In his novel, “1984,” George Orwell said:
Every record has been destroyed or falsified, every book has been rewritten, every picture has been repainted, every statue and street building has been renamed, every date has been altered…History has stopped. Nothing exists except the endless present in which the party is always right.
Any place where people focus on the state to run other people’s lives, this is the inevitable destination. It is happening in the U.S., and it is happening in once-free Hong Kong.
Workers at the University of Hong Kong (HKU) removed the Tiananmen Massacre monument late on Wednesday night, months after the university said the statue must go.
Think about that: the monument honoring thousands killed and wounded by the Chinese communist “People’s Liberation Army” in its June 4, 1989, attack on freedom rally attendees in Beijing has stood at the Hong Kong university for more than two decades.

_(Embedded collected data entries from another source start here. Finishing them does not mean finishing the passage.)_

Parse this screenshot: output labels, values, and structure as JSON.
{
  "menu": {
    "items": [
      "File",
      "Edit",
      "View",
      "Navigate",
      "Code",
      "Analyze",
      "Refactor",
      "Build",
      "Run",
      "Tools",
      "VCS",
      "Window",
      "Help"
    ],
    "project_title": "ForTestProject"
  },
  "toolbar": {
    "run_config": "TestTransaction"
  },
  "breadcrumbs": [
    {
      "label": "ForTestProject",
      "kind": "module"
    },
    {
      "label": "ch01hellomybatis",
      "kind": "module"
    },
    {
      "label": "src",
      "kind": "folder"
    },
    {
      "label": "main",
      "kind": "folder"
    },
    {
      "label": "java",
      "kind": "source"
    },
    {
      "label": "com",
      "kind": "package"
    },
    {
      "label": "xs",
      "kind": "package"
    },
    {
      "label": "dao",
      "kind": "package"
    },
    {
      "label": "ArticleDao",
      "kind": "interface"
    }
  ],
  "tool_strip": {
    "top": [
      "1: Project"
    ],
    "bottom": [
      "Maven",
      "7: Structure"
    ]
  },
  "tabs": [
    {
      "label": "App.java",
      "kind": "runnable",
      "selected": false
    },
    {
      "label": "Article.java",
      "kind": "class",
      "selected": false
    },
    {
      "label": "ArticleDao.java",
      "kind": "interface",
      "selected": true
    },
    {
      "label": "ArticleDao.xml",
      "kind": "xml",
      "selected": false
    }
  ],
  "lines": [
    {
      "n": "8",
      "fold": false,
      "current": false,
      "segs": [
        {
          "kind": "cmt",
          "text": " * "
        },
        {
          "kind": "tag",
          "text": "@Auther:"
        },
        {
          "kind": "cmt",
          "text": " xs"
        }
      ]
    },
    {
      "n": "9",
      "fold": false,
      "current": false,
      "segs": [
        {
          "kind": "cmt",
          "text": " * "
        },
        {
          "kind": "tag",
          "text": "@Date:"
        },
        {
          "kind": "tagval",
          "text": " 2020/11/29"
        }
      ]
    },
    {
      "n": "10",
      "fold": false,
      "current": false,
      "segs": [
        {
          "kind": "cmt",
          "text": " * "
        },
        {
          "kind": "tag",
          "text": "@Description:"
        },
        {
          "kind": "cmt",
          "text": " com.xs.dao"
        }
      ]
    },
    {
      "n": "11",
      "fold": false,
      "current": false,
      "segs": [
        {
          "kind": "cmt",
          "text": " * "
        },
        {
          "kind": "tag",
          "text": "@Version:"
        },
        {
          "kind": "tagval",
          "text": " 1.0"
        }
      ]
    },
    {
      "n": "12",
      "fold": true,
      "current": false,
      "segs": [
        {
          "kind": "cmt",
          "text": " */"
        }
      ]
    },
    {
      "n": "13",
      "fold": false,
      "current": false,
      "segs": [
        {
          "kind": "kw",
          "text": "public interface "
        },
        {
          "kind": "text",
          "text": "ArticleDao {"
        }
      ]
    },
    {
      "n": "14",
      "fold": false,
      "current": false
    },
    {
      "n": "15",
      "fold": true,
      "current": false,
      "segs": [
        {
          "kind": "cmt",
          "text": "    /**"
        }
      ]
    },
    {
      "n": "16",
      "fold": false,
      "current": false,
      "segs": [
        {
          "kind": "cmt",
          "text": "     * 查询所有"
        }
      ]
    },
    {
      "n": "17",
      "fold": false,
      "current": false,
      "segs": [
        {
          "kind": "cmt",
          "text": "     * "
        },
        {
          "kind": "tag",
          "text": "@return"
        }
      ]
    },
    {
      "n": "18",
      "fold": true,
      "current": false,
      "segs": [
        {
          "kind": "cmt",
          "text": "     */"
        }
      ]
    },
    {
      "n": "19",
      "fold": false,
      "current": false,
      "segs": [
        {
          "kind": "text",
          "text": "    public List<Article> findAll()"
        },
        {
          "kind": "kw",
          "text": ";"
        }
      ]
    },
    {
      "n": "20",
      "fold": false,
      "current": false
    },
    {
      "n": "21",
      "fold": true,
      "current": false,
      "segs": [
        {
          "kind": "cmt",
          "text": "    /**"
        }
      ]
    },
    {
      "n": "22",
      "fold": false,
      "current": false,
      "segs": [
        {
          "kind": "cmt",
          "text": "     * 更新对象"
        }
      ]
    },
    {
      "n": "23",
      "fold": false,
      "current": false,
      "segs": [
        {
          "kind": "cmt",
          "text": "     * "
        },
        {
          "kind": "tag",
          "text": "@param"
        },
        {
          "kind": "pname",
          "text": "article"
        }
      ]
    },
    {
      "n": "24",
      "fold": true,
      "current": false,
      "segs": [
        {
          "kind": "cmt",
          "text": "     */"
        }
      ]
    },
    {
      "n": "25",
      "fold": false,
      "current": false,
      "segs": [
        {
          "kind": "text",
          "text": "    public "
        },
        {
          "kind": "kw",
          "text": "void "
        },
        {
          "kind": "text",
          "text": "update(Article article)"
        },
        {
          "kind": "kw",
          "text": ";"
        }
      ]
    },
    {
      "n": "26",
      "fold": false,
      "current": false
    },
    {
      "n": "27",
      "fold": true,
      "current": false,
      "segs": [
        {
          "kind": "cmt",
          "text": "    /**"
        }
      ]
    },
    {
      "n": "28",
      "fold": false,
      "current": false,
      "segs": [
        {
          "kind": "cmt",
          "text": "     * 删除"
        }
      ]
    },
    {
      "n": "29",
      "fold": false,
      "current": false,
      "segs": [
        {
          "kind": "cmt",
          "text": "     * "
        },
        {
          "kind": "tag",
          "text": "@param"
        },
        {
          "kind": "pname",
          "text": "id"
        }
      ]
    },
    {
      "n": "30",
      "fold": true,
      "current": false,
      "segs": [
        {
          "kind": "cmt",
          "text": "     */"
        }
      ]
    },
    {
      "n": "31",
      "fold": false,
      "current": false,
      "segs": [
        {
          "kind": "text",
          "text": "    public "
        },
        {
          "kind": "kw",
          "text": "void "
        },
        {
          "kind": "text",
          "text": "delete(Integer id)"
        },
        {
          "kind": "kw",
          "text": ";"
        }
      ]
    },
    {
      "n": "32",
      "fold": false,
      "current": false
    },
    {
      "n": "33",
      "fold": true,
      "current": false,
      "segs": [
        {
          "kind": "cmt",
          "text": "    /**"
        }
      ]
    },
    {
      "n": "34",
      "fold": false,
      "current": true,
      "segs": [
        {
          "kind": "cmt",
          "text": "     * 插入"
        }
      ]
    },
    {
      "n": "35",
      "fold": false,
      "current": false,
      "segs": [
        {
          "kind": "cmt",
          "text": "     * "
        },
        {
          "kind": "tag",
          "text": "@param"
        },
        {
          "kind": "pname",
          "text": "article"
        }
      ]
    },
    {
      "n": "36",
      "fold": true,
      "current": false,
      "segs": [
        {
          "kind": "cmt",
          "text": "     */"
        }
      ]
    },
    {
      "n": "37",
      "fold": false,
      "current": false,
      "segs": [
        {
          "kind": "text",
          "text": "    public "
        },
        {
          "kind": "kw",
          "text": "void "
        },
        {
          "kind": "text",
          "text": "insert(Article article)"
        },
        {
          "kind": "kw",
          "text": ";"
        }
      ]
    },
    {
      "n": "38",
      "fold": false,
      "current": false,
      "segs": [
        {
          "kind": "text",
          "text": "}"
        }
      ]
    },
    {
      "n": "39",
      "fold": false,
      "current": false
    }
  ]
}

It is called The Pillar of Shame.
Imagine being so shameless that you would be part of the crew that tore it down, working behind curtains, at 11 p.m.

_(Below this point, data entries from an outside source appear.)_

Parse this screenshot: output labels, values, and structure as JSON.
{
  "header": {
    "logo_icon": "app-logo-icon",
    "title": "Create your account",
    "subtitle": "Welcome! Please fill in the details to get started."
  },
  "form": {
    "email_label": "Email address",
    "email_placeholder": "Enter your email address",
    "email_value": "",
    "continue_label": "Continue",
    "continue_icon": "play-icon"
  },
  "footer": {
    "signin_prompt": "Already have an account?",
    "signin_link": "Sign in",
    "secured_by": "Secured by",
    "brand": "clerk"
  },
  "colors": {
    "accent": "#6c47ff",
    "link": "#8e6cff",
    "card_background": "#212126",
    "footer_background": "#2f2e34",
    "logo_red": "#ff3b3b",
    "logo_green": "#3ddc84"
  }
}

Jens Galschiøt’s Pillar of Shame monument has stood on campus for over two decades, though – in October – university authorities demanded its removal amid a crackdown on those commemorating the 1989 massacre.
And Grundy offers another dark aspect of this. According to the sculptor, the statue is not even a “public” statue supported by tax money. If it were, then it would be subject to all the back and forth argumentation that government-run systems create.
Danish artist Jens Galschiøt claims the pillar – a four-meter-high depiction of souls going to Heaven – as his private property.
In a statement on Thursday, he said: ‘I’m totally shocked that Hong Kong University is currently destroying the Pillar of Shame… It is my private property and the sculpture belongs to me personally… I will claim compensation for any damage to the sculpture.’
So, like the U.S. politicians and their hirelings who care not a whit about privately owned businesses, and will command them to shut down, sending swarms of cops and “officials” to be certain their edicts are observed and abided, the University of Hong Kong completely disregards the private property claim of the man who created the monument.
Collectivism in action: East and West.
The University of Hong Kong has shown utter contempt for the tragedy visited upon innocent people in 1989 and, to add to its perverse embrace of collectivism, it has ruined the private property of the man who created it. As Grundy observes:
Alvin Lum of CitizenNews reported that the university’s ruling body had agreed to that the statue would be demolished amid pressure from Beijing’s local offices.
And, indeed, the noise of rubble could be heard as the shameless employees did their vile work.
The issue of statues being torn down is prevalent around the world, often bringing attention to the so-called “wokeness” of those wanting the statues removed. But, to be slightly fair, in most of those cases, the statues are government-created and government-owned, thus pitting people against each other.
This not only appears to be private property, it memorializes the lives taken by the enemies of private property and self-ownership, the lives ended by the enemies of freedom and free will.
But there could be pushback. Perhaps people in Hong Kong are preparing to make replicas, and pepper them everywhere they can, any time, from now on.
Because the spirit of freedom cannot be extinguished, no matter how much agents of government try to tear it down.